President visits award-winning My Learning Essentials team
28 Nov 2017
Nancy hears how campus-wide collaboration created powerful programme for our students – and won an award
Our Library service has worked in partnership with our Widening Access Team to help support the University’s central Widening Participation programmes for a number of years.
But over the last 18 months, the teams have worked together even more closely to make better use of Blackboard and blended/distance approaches, in order to improve the student learning experience, to reach more students through efficiency savings, to remove geographical barriers to the students we can reach, and to make support available to the world.
They have done this by reusing and modifying existing open educational resources including previous Blackboard Catalyst Award-winning My Learning Essentials (Student Impact, 2014), and by focussing efforts on effectively embedding resources in Blackboard and public spaces.
They have employed this approach in three programmes of Widening Participation activity, with successful outcomes. Accessed in ten countries, 97% of its users reported that they felt more confident about searching.
As a result, the University’s contribution to Widening Participation through the Library’s My Learning Essentials (MLE) resources was recognised with a Catalyst Award for Community Engagement, awarded by Blackboard Inc.
Nancy met members of the Library MLE team and University Widening Access Team, whose strong collaboration made this all possible.
They discussed how working together from locations across campus and through partnerships with a variety of services, such as the Counselling Service, they were able to help all of our students to study better and even reach those who were more difficult to engage.
By October, it had seen 2,681 students in 52 embedded sessions, 1,013 in 51 open workshops and 10,200 hits to online resources.
Nancy noted that this work is also useful to international students and the group discussed future plans, including enhancing the service to work with University of Manchester Worldwide.
“It was good to see an enthusiastic and creative team come together from across campus to create such a powerful award-winning programme, undoubtedly enhancing our students’ experience,” Nancy said.
“And it was great to hear that other institutions have visited our University to see how we do it – a true testament to this programme and again our student experience.”

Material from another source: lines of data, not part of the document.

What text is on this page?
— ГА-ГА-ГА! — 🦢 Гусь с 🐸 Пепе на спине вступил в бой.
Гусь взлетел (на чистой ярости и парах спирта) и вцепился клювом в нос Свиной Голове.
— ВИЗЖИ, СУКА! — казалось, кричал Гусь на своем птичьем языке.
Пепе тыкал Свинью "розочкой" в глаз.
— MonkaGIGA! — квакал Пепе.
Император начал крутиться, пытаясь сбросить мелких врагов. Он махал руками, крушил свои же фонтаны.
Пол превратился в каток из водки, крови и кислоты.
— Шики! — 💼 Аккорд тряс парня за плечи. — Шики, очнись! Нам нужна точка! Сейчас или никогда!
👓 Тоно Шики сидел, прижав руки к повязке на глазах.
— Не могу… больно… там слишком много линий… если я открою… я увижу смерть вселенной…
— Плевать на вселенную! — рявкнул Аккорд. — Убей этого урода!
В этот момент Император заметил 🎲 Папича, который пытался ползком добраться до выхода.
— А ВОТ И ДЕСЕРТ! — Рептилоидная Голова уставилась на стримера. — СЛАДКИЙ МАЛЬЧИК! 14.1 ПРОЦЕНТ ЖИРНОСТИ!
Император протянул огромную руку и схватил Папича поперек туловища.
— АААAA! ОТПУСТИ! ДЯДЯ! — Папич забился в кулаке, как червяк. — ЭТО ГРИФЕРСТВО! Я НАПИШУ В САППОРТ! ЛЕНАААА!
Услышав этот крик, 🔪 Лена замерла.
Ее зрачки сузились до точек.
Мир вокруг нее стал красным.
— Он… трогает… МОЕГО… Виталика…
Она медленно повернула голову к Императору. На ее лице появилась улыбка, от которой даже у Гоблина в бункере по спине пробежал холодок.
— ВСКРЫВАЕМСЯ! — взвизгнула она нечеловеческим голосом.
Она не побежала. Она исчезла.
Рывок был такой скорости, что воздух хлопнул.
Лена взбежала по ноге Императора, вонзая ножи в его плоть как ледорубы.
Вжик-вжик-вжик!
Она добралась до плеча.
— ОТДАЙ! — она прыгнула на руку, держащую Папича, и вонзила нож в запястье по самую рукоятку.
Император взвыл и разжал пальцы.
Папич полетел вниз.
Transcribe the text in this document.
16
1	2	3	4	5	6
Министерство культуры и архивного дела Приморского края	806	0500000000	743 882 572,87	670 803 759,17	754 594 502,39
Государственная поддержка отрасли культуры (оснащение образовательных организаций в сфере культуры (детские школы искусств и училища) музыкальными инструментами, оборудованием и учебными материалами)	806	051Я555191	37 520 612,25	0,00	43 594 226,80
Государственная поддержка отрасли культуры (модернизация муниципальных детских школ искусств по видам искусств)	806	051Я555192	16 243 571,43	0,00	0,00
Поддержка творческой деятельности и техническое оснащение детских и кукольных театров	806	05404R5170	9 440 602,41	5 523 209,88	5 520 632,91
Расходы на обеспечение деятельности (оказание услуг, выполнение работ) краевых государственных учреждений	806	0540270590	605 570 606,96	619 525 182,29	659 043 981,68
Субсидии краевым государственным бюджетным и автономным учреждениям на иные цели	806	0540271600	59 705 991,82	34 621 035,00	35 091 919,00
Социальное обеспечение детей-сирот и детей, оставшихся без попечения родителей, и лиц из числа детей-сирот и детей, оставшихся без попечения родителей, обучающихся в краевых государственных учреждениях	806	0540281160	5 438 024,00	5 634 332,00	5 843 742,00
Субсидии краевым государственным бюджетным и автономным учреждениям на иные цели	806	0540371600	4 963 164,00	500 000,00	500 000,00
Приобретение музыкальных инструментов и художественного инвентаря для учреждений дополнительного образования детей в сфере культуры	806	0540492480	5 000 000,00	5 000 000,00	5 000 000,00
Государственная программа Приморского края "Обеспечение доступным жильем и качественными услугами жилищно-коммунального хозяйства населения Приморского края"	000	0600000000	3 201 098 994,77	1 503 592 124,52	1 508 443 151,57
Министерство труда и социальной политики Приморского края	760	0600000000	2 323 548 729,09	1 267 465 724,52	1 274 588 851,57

“We are quite unusual,” Katy Woolfenden, Chair of our MLE Board, added.
“We share the resources we develop openly; these can be used straight away or modified, and we hope that other institutions – as well as our own – will benefit from the improvements this reuse can bring.
“Additionally, we have experienced the value of openness ‘both ways’. In particular, we have shown the viability of converting resources aimed at undergraduate students aged 18+ to suit a 16-18 school audience for WP activity.”
Stephanie Lee, Head of Widening Participation and Outreach, said: “The University's Widening Access Team has benefited enormously from working in partnership with the Library's eLearning team which has had a positive impact on the delivery of core widening participation work.
“The success of the eLearning aspect of MAP and MDAS exemplifies an institutional approach to improving access to students from widening participation backgrounds.”